DOC: follow on merge_asof

jreback · jreback · commit 013c2ce76008 · 2016-06-17T09:01:49.000-04:00
closes #13358
diff --git a/doc/source/merging.rst b/doc/source/merging.rst
@@ -78,7 +78,7 @@ some configurable handling of "what to do with the other axes":
 ::
 
     pd.concat(objs, axis=0, join='outer', join_axes=None, ignore_index=False,
-           keys=None, levels=None, names=None, verify_integrity=False)
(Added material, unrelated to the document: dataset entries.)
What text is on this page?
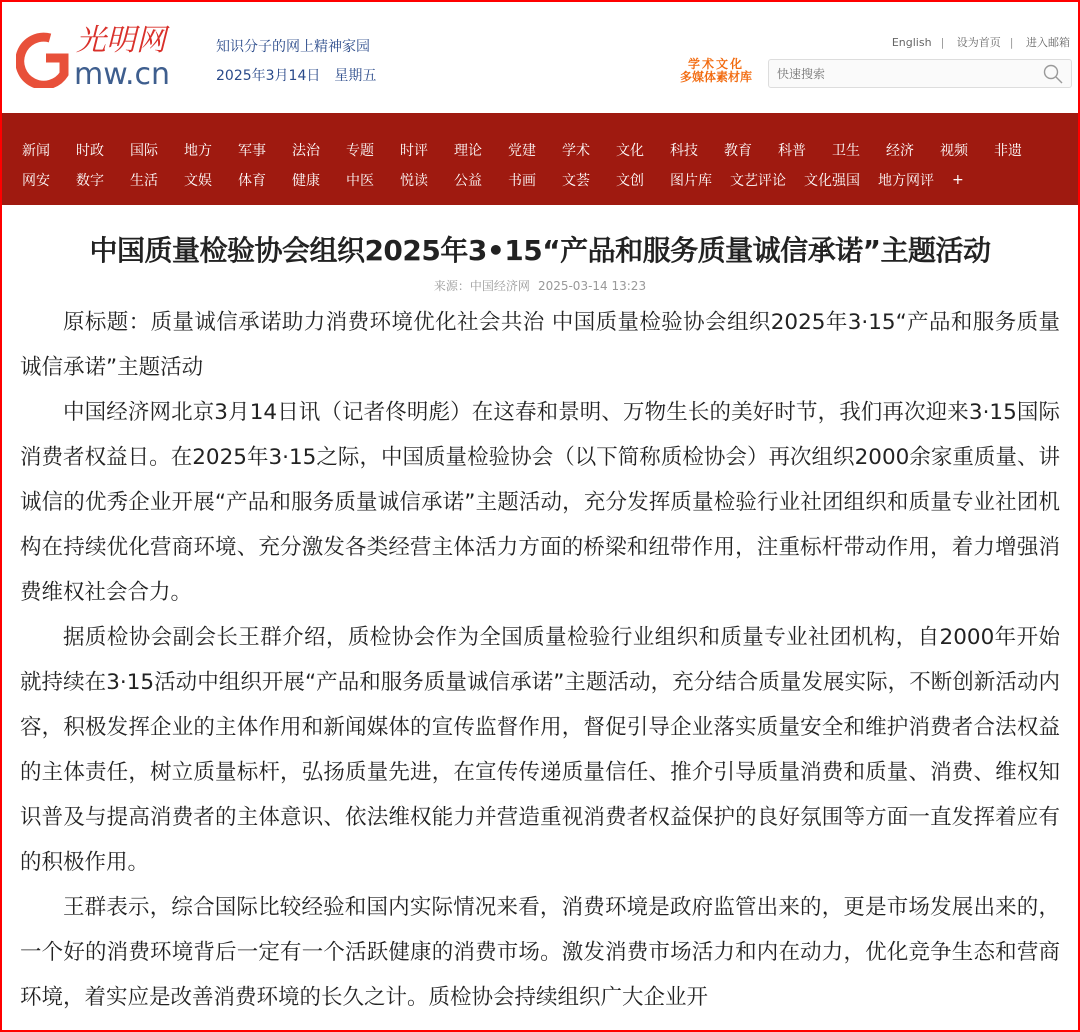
光明网
mw.cn
知识分子的网上精神家园
2025年3月14日 星期五
English | 设为首页 | 进入邮箱
学术文化
多媒体素材库
快速搜索
新闻 时政 国际 地方 军事 法治 专题 时评 理论 党建 学术 文化 科技 教育 科普 卫生 经济 视频 非遗
网安 数字 生活 文娱 体育 健康 中医 悦读 公益 书画 文荟 文创 图片库 文艺评论 文化强国 地方网评 +
中国质量检验协会组织2025年3•15“产品和服务质量诚信承诺”主题活动
来源：中国经济网 2025-03-14 13:23

原标题：质量诚信承诺助力消费环境优化社会共治 中国质量检验协会组织2025年3·15“产品和服务质量诚信承诺”主题活动

中国经济网北京3月14日讯（记者佟明彪）在这春和景明、万物生长的美好时节，我们再次迎来3·15国际消费者权益日。在2025年3·15之际，中国质量检验协会（以下简称质检协会）再次组织2000余家重质量、讲诚信的优秀企业开展“产品和服务质量诚信承诺”主题活动，充分发挥质量检验行业社团组织和质量专业社团机构在持续优化营商环境、充分激发各类经营主体活力方面的桥梁和纽带作用，注重标杆带动作用，着力增强消费维权社会合力。

据质检协会副会长王群介绍，质检协会作为全国质量检验行业组织和质量专业社团机构，自2000年开始就持续在3·15活动中组织开展“产品和服务质量诚信承诺”主题活动，充分结合质量发展实际，不断创新活动内容，积极发挥企业的主体作用和新闻媒体的宣传监督作用，督促引导企业落实质量安全和维护消费者合法权益的主体责任，树立质量标杆，弘扬质量先进，在宣传传递质量信任、推介引导质量消费和质量、消费、维权知识普及与提高消费者的主体意识、依法维权能力并营造重视消费者权益保护的良好氛围等方面一直发挥着应有的积极作用。

王群表示，综合国际比较经验和国内实际情况来看，消费环境是政府监管出来的，更是市场发展出来的，一个好的消费环境背后一定有一个活跃健康的消费市场。激发消费市场活力和内在动力，优化竞争生态和营商环境，着实应是改善消费环境的长久之计。质检协会持续组织广大企业开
+              keys=None, levels=None, names=None, verify_integrity=False)
 
 - ``objs``: a sequence or mapping of Series, DataFrame, or Panel objects. If a
   dict is passed, the sorted keys will be used as the `keys` argument, unless
@@ -510,48 +510,45 @@ standard database join operations between DataFrame objects:
 
 ::
 
-    merge(left, right, how='inner', on=None, left_on=None, right_on=None,
-          left_index=False, right_index=False, sort=True,
-          suffixes=('_x', '_y'), copy=True, indicator=False)
-
-Here's a description of what each argument is for:
-
-  - ``left``: A DataFrame object
-  - ``right``: Another DataFrame object
-  - ``on``: Columns (names) to join on. Must be found in both the left and
-    right DataFrame objects. If not passed and ``left_index`` and
-    ``right_index`` are ``False``, the intersection of the columns in the
-    DataFrames will be inferred to be the join keys
-  - ``left_on``: Columns from the left DataFrame to use as keys. Can either be
-    column names or arrays with length equal to the length of the DataFrame
-  - ``right_on``: Columns from the right DataFrame to use as keys. Can either be
-    column names or arrays with length equal to the length of the DataFrame
-  - ``left_index``: If ``True``, use the index (row labels) from the left
-    DataFrame as its join key(s). In the case of a DataFrame with a MultiIndex
-    (hierarchical), the number of levels must match the number of join keys
-    from the right DataFrame
-  - ``right_index``: Same usage as ``left_index`` for the right DataFrame
-  - ``how``: One of ``'left'``, ``'right'``, ``'outer'``, ``'inner'``. Defaults
-    to ``inner``. See below for more detailed description of each method
-  - ``sort``: Sort the result DataFrame by the join keys in lexicographical
-    order. Defaults to ``True``, setting to ``False`` will improve performance
-    substantially in many cases
-  - ``suffixes``: A tuple of string suffixes to apply to overlapping
-    columns. Defaults to ``('_x', '_y')``.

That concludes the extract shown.